Véritable ascète, s’infligeant privations et sacrifices pour permettre cette longévité de plus en plus rare dans ce « sport de masochistes, de tarés » comme il le décrit, Maxime Bouet repense à ses entraînements « tout seul sous la flotte et le froid au coeur de l’hiver, à se faire mal, dans l’Espigoulier, à peser chaque gramme de ce que tu manges, à faire des déprimes parce que tu pensais avoir perdu du poids alors que tu as grossi ». Il évoque ces « repas que tu termines avec la sensation de faim, les fêtes de famille que tu loupes, les centaines de jours où tu es en déplacement et, donc, où tu ne dors pas chez toi ».
« Le petit bouboule à l’école, parfois la risée de certains »
Autant de moments difficiles qui ont forgé son mental à toute épreuve. Comme ce jour de 2010 où il a perdu sa maman, Brigitte, et dont les cendres avaient été dispersées sur les pentes du col du Grand Colombier, dans le département de naissance de « Max », où il a commencé le vélo à l’UC Culoz-Belley. « Tous les dimanches, je finissais dernier des courses, se souvient-il.

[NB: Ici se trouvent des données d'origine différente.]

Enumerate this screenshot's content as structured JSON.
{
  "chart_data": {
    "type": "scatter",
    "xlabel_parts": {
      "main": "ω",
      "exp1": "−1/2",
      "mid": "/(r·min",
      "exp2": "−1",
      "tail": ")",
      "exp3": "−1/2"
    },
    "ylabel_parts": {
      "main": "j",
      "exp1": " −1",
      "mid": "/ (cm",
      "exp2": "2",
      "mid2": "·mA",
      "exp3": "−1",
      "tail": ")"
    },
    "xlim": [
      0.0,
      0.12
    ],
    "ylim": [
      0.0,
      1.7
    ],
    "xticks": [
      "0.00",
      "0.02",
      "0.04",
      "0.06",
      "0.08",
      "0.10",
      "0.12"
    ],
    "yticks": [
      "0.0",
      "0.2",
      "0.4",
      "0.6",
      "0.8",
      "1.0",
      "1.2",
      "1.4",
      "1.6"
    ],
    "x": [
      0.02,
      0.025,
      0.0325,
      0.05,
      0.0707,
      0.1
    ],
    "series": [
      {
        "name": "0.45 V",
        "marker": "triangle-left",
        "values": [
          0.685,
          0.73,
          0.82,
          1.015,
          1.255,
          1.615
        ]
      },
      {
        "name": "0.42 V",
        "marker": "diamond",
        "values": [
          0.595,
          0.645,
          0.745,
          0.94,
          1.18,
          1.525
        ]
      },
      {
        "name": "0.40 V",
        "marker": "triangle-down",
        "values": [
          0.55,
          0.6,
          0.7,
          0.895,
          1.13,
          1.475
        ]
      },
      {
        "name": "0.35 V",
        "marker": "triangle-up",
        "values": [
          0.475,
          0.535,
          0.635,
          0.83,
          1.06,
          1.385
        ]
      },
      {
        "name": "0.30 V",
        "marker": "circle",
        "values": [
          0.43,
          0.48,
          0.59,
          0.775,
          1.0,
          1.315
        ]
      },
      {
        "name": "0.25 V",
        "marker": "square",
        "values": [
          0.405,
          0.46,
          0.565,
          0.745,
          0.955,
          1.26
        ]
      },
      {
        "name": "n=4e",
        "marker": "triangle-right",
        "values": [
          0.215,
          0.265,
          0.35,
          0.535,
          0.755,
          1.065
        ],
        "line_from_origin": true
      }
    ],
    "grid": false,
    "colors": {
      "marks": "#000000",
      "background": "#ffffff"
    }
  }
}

Ce qui m’a sauvé, c’est que durant un hiver, j’ai eu une poussée de croissance, j’ai maigri, j’ai eu un gabarit de cycliste. Dès lors, en minime 2e année, j’ai gagné toutes mes courses. Ça m’a donné envie de faire du vélo. »
L’émotif, ce « gamin venu d’un petit village perdu de l’Ain », a finalement réussi. « J’ai beaucoup voyagé. J’ai fait l’équivalent de douze fois le tour du monde, disputé plusieurs fois le Tour de France (neuf). Plein de gens te disent que ce n’est pas possible, et au final, c’est possible. J’ai beaucoup galéré quand j’étais enfant, je n’étais pas bon au niveau scolaire, j’étais le petit bouboule, de l’école primaire au collège. J’étais parfois la risée de certains, il n’y avait rien qui me prédestinait à réussir. Mais grâce au vélo, j’ai sorti la tête de l’eau. C’est une belle revanche. Seize ans, c’était un beau voyage. »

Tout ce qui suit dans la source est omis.